Yes, I am still gogo dancing. Gogo boys rule.
I wanted to post a public coming-out, though most who care already got the memo, one way or another. But it occurs to me that as this can be a sensitive topic, people have a tendency to handle it more delicately than I need them to, and as a consequence there might be things you’re wondering about but not bringing up, so I feel like I should do it for you. Furthermore, I want to post this for myself, as an exercise in openness, as speaking my mind has always been difficult for me. Finally, I’m tried of our culture acting like this is a topic that needs to be kept quiet, that we should be ashamed of and only whisper about. I’ve kept my feelings a secret my while life, and it’s time for me to get loud.

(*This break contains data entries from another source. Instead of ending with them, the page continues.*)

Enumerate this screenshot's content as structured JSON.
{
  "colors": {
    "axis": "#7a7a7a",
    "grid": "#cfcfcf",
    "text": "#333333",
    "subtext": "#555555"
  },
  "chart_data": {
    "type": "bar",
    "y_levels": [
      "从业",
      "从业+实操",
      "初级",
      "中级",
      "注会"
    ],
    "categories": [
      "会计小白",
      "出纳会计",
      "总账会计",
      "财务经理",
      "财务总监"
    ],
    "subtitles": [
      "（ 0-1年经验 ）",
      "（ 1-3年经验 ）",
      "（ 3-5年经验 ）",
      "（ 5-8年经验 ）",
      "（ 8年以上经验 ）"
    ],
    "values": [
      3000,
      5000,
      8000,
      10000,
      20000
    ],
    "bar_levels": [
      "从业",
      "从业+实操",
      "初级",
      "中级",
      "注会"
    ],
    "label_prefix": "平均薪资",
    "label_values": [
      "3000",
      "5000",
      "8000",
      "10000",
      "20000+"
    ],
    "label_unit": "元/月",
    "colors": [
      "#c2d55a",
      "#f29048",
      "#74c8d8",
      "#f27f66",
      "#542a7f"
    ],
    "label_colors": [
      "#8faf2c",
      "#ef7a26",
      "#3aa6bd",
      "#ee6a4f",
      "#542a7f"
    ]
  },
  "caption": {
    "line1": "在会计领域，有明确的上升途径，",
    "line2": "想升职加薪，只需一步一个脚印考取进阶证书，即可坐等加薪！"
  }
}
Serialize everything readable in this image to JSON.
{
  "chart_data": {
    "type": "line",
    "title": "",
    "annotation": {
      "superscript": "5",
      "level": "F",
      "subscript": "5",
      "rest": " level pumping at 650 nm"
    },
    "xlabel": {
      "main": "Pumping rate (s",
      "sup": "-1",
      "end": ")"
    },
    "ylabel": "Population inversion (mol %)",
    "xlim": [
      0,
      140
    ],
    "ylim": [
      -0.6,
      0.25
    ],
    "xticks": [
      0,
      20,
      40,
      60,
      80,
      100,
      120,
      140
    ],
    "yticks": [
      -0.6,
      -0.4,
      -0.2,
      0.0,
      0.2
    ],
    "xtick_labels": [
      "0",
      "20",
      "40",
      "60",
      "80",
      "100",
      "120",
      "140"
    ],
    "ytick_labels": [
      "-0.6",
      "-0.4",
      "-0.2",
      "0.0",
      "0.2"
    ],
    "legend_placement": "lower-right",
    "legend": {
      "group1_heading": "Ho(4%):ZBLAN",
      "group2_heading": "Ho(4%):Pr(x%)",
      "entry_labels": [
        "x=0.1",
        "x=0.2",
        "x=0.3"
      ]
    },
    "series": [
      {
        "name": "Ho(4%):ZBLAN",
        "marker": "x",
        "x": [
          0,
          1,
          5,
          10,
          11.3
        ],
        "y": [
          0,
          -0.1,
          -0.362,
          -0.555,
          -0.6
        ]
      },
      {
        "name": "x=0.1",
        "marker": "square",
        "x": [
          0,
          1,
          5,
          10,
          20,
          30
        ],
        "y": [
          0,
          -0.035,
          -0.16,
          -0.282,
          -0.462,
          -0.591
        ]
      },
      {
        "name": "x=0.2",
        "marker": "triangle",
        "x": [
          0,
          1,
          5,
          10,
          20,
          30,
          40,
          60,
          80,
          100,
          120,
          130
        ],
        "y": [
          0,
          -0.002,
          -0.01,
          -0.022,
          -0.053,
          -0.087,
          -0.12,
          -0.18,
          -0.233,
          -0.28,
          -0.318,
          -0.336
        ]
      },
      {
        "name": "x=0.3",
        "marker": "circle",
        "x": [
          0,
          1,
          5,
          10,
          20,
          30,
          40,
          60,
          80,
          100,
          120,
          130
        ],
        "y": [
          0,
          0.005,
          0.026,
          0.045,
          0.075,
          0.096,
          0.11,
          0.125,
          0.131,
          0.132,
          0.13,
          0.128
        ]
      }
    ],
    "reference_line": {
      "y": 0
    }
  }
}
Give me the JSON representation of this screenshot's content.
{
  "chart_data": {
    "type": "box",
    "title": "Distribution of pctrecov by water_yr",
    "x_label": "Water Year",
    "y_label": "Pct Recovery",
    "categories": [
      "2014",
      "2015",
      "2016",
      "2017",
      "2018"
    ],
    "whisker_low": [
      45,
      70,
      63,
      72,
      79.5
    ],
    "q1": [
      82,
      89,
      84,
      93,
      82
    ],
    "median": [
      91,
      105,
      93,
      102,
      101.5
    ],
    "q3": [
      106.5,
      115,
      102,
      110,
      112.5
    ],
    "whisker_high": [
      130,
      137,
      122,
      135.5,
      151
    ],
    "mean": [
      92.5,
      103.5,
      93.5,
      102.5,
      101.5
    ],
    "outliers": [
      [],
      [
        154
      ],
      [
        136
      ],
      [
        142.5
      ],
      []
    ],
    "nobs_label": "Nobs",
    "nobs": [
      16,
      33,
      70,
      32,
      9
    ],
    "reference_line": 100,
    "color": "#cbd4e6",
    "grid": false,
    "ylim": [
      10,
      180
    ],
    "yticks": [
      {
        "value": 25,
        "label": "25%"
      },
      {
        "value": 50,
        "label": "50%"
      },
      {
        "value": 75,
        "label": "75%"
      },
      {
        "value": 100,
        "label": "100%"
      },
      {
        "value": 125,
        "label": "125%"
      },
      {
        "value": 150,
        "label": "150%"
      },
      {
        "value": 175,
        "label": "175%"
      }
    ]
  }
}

For those I have not told, have not been told by others, or have not gathered in other ways: I am a transgender person. I was assigned female at birth, and lived as female until fairly recently, though I always felt very uncomfortable doing so. For most of my life, I varied in my gender presentation, but tended more towards the ultra-feminine, hoping that some day I would get the hang of it and it would start to feel right. Last year, I finally began to accept myself and started the process of coming out and transitioning.
My legal first name has actually always been Christian—Ana was a nickname from childhood derived from Christiana, the feminization of Christian, kinda a long story. I didn’t use my legal first name until December, when I decided to start going by Chris or Christian. I now also use male pronouns. I will not be offended if you forget sometimes, but it is very important to me that you respect my gender identity, and any efforts that you make to affirm it will help me a great deal. I want you to understand that though this process is difficult for me, I feel better now. Things make more sense. I feel far less socially awkward and confused. I feel less daunted by every task, less afraid of the future, less frustrated by the circumstances of my life. What I’m trying to say is that though coming out is difficult and scary, nothing is more difficult than pretending indefinitely to be someone you’re not, no matter how convincing your performance is.
You might have questions, and, personally, I don’t mind answering them. You can message me.
In general, coming out has so far been a beautiful and humbling experience, and has really shown me how wonderful my friends and family are. I am very fortunate.
Above all, I want you guys to remember that I’m the same person I’ve always been, just happier.
(And though most already know, posting this is still pretty scary, so, you know, be nice.)